Are water-aromatic complexes always stabilized due to pi-H interactions? LMP2 study

摘要

Eight complexes of various aromatic molecules with water have been studied theoretically at the local Moller-Plesset 2nd order theory (LMP2)/aug-cc-pVTZ(-f)//LMP2/6-31+G* level of theory. Two types of complexes can be formed, depending on the electronic structure of aromatic molecules. Donor hydrocarbons form A-type complexes, while aromatics bearing electron-withdrawing substituents form B-type complexes. A-type complexes are stabilized due to pi-H interactions with the OH bond pointing to the aromatic molecule plane, while B-type complexes have geometry with the oxygen atom pointing to the aromatic molecule plane stabilized by the interaction of highest occupied molecular orbital (HOMO) of water molecule with pi* orbitals of the aromatics. It has been found that a (-HOMO-lowest unoccupied molecular orbital (LUMO)/2 value of aromatic molecule, which can be called "molecular electronegativity," is useful to predict the type of complex formed by aromatic molecule and water.
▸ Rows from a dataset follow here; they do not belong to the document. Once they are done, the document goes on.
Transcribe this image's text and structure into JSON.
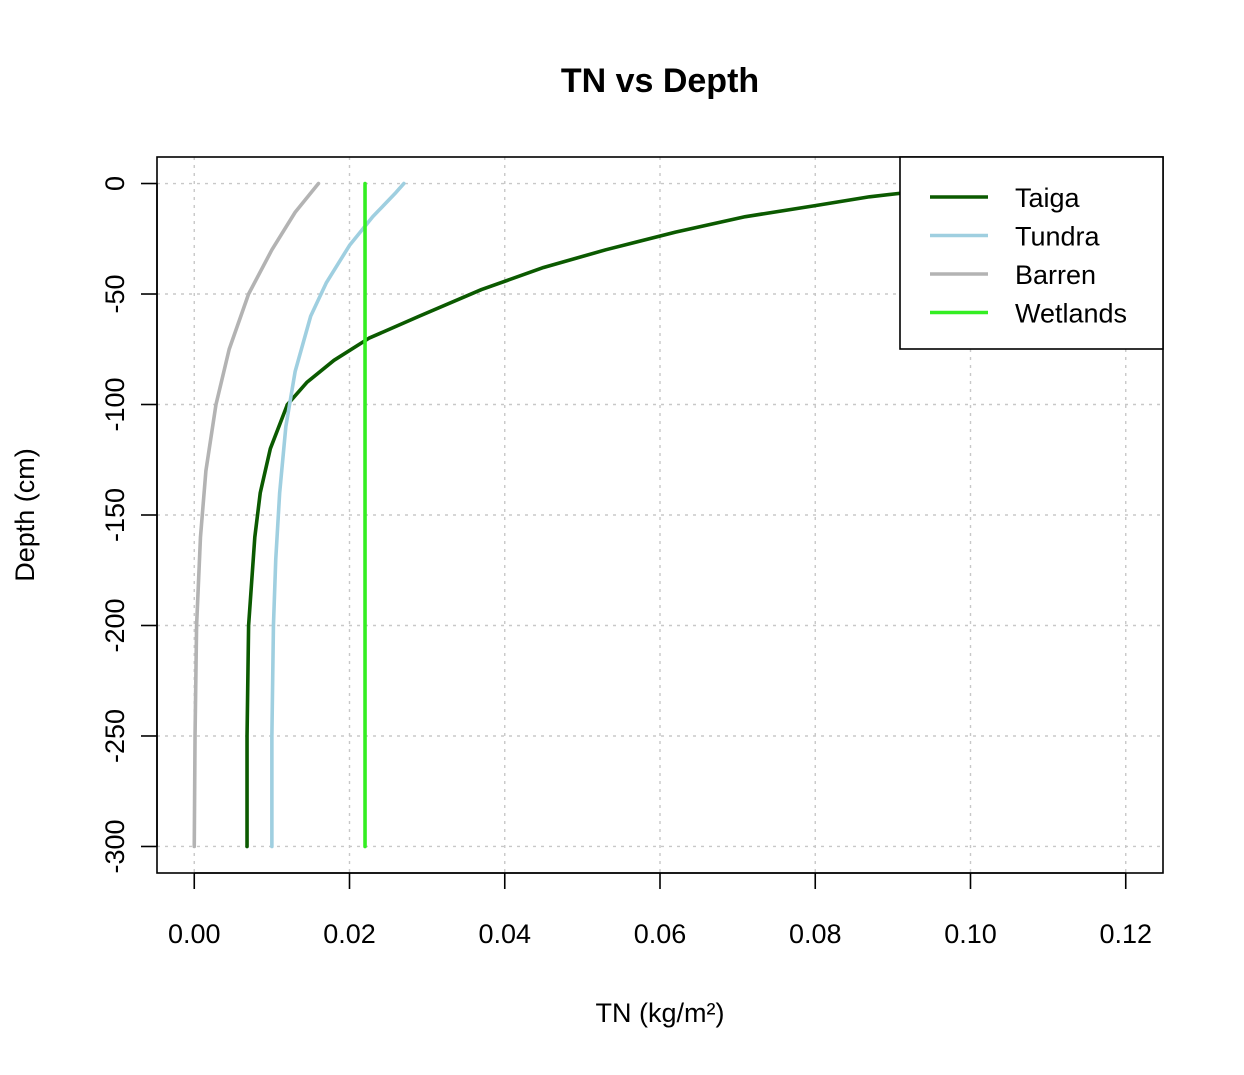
{
  "chart_data": {
    "type": "line",
    "title": "TN vs Depth",
    "xlabel": "TN (kg/m²)",
    "ylabel": "Depth (cm)",
    "xlim": [
      -0.0048,
      0.1248
    ],
    "ylim": [
      -312,
      12
    ],
    "xticks": [
      0,
      0.02,
      0.04,
      0.06,
      0.08,
      0.1,
      0.12
    ],
    "xtick_labels": [
      "0.00",
      "0.02",
      "0.04",
      "0.06",
      "0.08",
      "0.10",
      "0.12"
    ],
    "yticks": [
      0,
      -50,
      -100,
      -150,
      -200,
      -250,
      -300
    ],
    "ytick_labels": [
      "0",
      "-50",
      "-100",
      "-150",
      "-200",
      "-250",
      "-300"
    ],
    "grid": true,
    "legend_position": "top-right",
    "series": [
      {
        "name": "Taiga",
        "color": "#0b5a00",
        "points": [
          [
            0.0068,
            -300
          ],
          [
            0.0068,
            -250
          ],
          [
            0.007,
            -200
          ],
          [
            0.0074,
            -180
          ],
          [
            0.0078,
            -160
          ],
          [
            0.0085,
            -140
          ],
          [
            0.0098,
            -120
          ],
          [
            0.012,
            -100
          ],
          [
            0.0145,
            -90
          ],
          [
            0.018,
            -80
          ],
          [
            0.0225,
            -70
          ],
          [
            0.029,
            -60
          ],
          [
            0.037,
            -48
          ],
          [
            0.045,
            -38
          ],
          [
            0.053,
            -30
          ],
          [
            0.062,
            -22
          ],
          [
            0.071,
            -15
          ],
          [
            0.08,
            -10
          ],
          [
            0.087,
            -6
          ],
          [
            0.092,
            -4
          ],
          [
            0.096,
            -3
          ]
        ]
      },
      {
        "name": "Tundra",
        "color": "#9fcfe0",
        "points": [
          [
            0.01,
            -300
          ],
          [
            0.01,
            -250
          ],
          [
            0.0102,
            -200
          ],
          [
            0.0105,
            -170
          ],
          [
            0.011,
            -140
          ],
          [
            0.0118,
            -110
          ],
          [
            0.013,
            -85
          ],
          [
            0.015,
            -60
          ],
          [
            0.017,
            -45
          ],
          [
            0.02,
            -28
          ],
          [
            0.023,
            -15
          ],
          [
            0.026,
            -4
          ],
          [
            0.027,
            0
          ]
        ]
      },
      {
        "name": "Barren",
        "color": "#b3b3b3",
        "points": [
          [
            0.0,
            -300
          ],
          [
            0.0001,
            -250
          ],
          [
            0.0003,
            -200
          ],
          [
            0.0008,
            -160
          ],
          [
            0.0015,
            -130
          ],
          [
            0.0028,
            -100
          ],
          [
            0.0045,
            -75
          ],
          [
            0.007,
            -50
          ],
          [
            0.01,
            -30
          ],
          [
            0.013,
            -13
          ],
          [
            0.016,
            0
          ]
        ]
      },
      {
        "name": "Wetlands",
        "color": "#33ee22",
        "points": [
          [
            0.022,
            -300
          ],
          [
            0.022,
            0
          ]
        ]
      }
    ]
  }
}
Aromatic hydrocarbons with "molecular electronegativity" of < 0.15 tend to form A-type complexes, while aromatic molecules with "molecular electronegativity" of < 0.15 a.u. form B-type complexes. The binding energy of water-aromatic complexes undergoes a minimum in the area of switching from A-type to B type complexes, which can be rationalize in terms of frontier orbital interactions. (c) 2005 Wiley Periodicals, Inc.